Le passage des gaines
Les gaines qui transportent l’air chaud doivent cheminer vers les pièces à chauffer, généralement dans les cloisons, les faux-plafonds ou les combles. Leur tracé doit être le plus court et le plus direct possible pour limiter les pertes de chaleur. Un cheminement complexe réduit l’efficacité et complique le chantier.
L’évacuation des fumées
Comme tout poêle à granulés, le modèle canalisable nécessite un conduit d’évacuation des fumées conforme, en toiture ou en ventouse. Le respect des règles de tirage, de distance et de sécurité est impératif. Sur une maison très étanche, un modèle étanche est préférable, comme nous l’expliquons pour le poêle étanche à ventouse.
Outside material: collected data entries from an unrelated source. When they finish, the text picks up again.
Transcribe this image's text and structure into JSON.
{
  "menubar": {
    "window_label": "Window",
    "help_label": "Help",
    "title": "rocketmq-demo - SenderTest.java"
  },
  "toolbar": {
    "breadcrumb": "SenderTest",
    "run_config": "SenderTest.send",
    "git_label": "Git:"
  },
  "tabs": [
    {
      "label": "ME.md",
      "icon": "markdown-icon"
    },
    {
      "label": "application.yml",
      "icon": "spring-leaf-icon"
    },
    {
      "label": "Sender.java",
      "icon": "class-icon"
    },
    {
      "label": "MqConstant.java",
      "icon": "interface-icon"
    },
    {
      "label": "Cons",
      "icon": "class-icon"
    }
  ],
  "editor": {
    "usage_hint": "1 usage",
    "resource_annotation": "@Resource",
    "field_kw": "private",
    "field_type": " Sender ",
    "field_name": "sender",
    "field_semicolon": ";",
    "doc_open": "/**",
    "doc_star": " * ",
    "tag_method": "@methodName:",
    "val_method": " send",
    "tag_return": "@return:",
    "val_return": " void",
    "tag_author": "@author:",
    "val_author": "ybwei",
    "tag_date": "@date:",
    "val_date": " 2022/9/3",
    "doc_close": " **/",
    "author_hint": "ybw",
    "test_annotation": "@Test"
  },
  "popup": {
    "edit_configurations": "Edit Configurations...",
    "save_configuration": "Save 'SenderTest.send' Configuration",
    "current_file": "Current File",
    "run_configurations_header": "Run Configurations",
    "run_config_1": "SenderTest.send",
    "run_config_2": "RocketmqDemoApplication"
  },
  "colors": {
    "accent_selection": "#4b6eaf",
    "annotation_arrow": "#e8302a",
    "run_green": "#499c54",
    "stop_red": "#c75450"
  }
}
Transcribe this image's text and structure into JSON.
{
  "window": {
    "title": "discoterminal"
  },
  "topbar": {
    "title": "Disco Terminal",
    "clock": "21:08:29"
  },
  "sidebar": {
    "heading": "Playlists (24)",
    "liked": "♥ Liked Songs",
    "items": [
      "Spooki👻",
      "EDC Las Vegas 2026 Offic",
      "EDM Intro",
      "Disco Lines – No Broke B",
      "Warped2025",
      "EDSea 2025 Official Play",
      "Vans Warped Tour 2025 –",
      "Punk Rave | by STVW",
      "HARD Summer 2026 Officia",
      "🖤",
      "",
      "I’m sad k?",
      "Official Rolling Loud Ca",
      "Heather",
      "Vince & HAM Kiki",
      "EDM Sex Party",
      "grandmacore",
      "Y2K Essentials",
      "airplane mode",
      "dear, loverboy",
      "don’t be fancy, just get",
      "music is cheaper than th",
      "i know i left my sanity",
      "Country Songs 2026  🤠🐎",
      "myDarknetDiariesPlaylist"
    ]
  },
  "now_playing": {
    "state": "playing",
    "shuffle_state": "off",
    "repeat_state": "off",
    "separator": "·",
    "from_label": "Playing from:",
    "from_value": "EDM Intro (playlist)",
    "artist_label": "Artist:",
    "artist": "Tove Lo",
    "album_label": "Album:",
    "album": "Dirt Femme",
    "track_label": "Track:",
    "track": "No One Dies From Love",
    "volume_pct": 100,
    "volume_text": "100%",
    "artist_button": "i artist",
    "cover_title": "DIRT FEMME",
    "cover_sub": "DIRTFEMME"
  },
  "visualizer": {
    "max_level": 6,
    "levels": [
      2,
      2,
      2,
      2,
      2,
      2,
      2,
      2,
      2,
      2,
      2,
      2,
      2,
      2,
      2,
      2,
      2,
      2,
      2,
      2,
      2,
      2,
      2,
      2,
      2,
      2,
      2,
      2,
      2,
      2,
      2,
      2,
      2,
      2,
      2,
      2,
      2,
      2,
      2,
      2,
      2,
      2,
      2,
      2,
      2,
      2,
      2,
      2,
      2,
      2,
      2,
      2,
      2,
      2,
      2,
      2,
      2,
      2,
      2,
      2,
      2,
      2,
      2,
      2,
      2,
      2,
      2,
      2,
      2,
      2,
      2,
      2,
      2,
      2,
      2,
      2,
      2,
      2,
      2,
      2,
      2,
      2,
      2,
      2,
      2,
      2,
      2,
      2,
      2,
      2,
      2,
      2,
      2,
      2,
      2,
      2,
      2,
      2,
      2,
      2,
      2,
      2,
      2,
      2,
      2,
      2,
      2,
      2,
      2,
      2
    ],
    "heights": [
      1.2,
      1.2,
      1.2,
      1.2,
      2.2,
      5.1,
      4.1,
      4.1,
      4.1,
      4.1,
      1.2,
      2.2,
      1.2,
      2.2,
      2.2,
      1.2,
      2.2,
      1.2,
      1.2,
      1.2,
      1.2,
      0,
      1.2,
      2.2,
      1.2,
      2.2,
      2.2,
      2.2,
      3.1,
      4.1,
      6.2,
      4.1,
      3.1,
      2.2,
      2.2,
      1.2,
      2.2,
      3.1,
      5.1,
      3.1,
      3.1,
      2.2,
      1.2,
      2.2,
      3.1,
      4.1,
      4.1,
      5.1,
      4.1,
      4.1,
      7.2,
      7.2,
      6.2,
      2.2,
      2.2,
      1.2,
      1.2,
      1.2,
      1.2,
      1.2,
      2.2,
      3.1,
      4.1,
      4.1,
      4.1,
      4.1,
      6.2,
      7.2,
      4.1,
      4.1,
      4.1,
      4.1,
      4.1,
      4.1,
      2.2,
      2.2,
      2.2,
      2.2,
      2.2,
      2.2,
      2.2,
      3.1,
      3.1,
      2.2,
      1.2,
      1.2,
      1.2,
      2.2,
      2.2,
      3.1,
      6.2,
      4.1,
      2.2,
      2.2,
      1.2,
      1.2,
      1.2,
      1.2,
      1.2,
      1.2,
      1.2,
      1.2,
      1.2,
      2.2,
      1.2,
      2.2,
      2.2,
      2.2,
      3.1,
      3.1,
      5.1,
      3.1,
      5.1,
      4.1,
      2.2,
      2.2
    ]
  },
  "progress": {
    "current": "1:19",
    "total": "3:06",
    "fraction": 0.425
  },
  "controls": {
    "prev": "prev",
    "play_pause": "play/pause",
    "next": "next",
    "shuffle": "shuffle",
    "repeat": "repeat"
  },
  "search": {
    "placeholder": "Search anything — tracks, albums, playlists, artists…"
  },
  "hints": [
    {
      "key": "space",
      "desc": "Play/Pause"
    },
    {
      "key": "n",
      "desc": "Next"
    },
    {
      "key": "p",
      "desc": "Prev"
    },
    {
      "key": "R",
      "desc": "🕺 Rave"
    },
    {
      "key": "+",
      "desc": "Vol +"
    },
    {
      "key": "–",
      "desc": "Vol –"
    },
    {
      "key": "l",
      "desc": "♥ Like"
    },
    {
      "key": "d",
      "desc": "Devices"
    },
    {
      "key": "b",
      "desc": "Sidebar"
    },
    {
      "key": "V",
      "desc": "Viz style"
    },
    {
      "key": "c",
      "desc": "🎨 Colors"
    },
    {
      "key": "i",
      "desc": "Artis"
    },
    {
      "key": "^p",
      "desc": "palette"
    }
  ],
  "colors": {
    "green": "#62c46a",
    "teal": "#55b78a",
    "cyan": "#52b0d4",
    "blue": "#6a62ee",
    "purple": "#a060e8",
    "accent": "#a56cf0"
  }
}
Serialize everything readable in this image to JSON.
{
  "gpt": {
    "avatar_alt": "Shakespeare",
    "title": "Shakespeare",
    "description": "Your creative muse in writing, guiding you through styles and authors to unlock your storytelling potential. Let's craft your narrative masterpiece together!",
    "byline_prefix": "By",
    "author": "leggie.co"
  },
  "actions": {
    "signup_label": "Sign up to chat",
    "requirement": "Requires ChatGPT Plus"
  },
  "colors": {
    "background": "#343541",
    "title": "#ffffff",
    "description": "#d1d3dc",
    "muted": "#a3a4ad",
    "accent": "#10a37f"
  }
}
Les contraintes de rénovation
En construction neuve, les gaines s’intègrent facilement dès les plans. En rénovation, il faut trouver des passages dans un bâti existant, ce qui peut nécessiter des travaux et limiter la portée. C’est souvent le principal frein à l’installation d’un poêle canalisable dans une maison ancienne.
Faire appel à un professionnel
L’installation relève d’un professionnel qualifié, à la fois pour la sécurité, la conformité et l’éligibilité aux aides. Il dimensionne le poêle, conçoit le réseau de gaines et réalise l’évacuation dans les règles. Une pose soignée conditionne à la fois la performance et le confort acoustique de l’appareil.